Publisher: Maaal International Media Company
License: 465734
Saudi Steel Pipe Co. announces its Annual Consolidated Financial Results for the Period Ending on 31-12-2021
The Saudi Steel Pipe Company recorded a net profit after zakat and tax of SR0.9 million during the 2021, compared to losses of SR34.5 million during the year before last.
The operational loss during the current period amounted to SR5.4 million, compared to losses of SR33.2 million during the same period last year, a decrease of 84%.
As for the total profit during the current period, it amounted to SR27.3 million, compared to losses of SR19 million during the same period of the previous year, a growth of 43%.
Earnings per share during the current period amounted to SR0.018, compared to losses of SR0.682 during the same period last year.
Net profit of SR 0.93 million for financial year ending 31 December 2021 (“FY 2021”) compared to a net loss of SR (34.48) million for financial year ending 31 December 2020 (“FY 2020”) is mainly due to the following reasons:
a) Profit from discontinued operations increased to SR 18.92 million in FY 2021 as compared to a loss of SR (1.36) million in FY 2020, mainly as a result of the gain recorded in FY 2021 on the sale of the main operating assets of company’s wholly owned subsidiary Titanium Steel & Manufacturing Co. Ltd. (TSM).
b) Administrative expenses decreased to SR 27.47 million in FY 2021 from SR 41.63 million in FY 2020, mainly due to the reduction of structural costs and service indemnity costs.
c) Gross profit increased to SR 27.33 million in FY 2021 from SR 19.14 million in FY 2020, mainly due to improvement in the industrial efficiency and reduction of production costs.
d) Other income amounting to SR 3.19 million in FY 2021 as compared to other expenses of SR (0.34) million in FY 2020, mainly due to the reversal of certain excess provisions in FY 2021.
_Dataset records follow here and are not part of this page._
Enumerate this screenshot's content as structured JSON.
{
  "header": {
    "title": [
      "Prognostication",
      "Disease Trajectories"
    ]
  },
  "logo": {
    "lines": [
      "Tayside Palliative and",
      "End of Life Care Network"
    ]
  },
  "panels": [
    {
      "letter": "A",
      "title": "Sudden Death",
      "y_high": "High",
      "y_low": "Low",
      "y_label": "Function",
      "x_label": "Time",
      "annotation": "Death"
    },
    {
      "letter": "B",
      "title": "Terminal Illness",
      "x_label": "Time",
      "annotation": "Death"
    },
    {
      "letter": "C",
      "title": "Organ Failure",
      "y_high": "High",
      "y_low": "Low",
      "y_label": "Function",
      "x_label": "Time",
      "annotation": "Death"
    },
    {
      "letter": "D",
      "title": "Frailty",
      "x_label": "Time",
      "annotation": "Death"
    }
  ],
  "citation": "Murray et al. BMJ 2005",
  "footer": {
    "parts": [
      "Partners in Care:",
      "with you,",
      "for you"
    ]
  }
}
The above listed positive changes were partially offset by the share of loss in an associate company (Global Pipes Company) amounting to SR (5.23) million in FY2021 compared to a share of profit amounting to SR 4.77 million in FY 2020.
The EBITDA represent earnings before interest, tax, depreciation and amortization. Adjusted EBITDA excludes non-recurrent charges.
SSP recorded a positive EBITDA of SR 39.61 million in FY 2021, including non-recurring charges, compared to SR 10.34 million in FY 2020. Excluding non-recurring charges, adjusted EBITDA is SR 44.63 million in FY 2021 compared to SR 29.95 million in FY 2020.
In addition, SSP recorded a positive free cash flow of SR 55.20 million in FY 2021 compared to SR 31.23 million in FY 2020. Net debt decreased to SR 127.98 million as at the end of FY 2021 from SR 217.24 million as at the end of FY 2020. This improvement results from cash discipline measures and working capital management implemented by the company, in addition to the proceeds from the sale of the main operating assets of TSM, a subsidiary fully owned by company.
The company said “Without qualifying our opinion, we draw attention to Note 28 to the accompanying consolidated financial statements with respect to certain electronic title deeds related to the Group land plots which became inactive due to cancellation by court order which management has learned during the year 2021.”
In addition to matter defined in note 25 of the consolidated financial statements, certain comparative figures have been reclassified, split or merged to conform with the presentation in the current year, it added.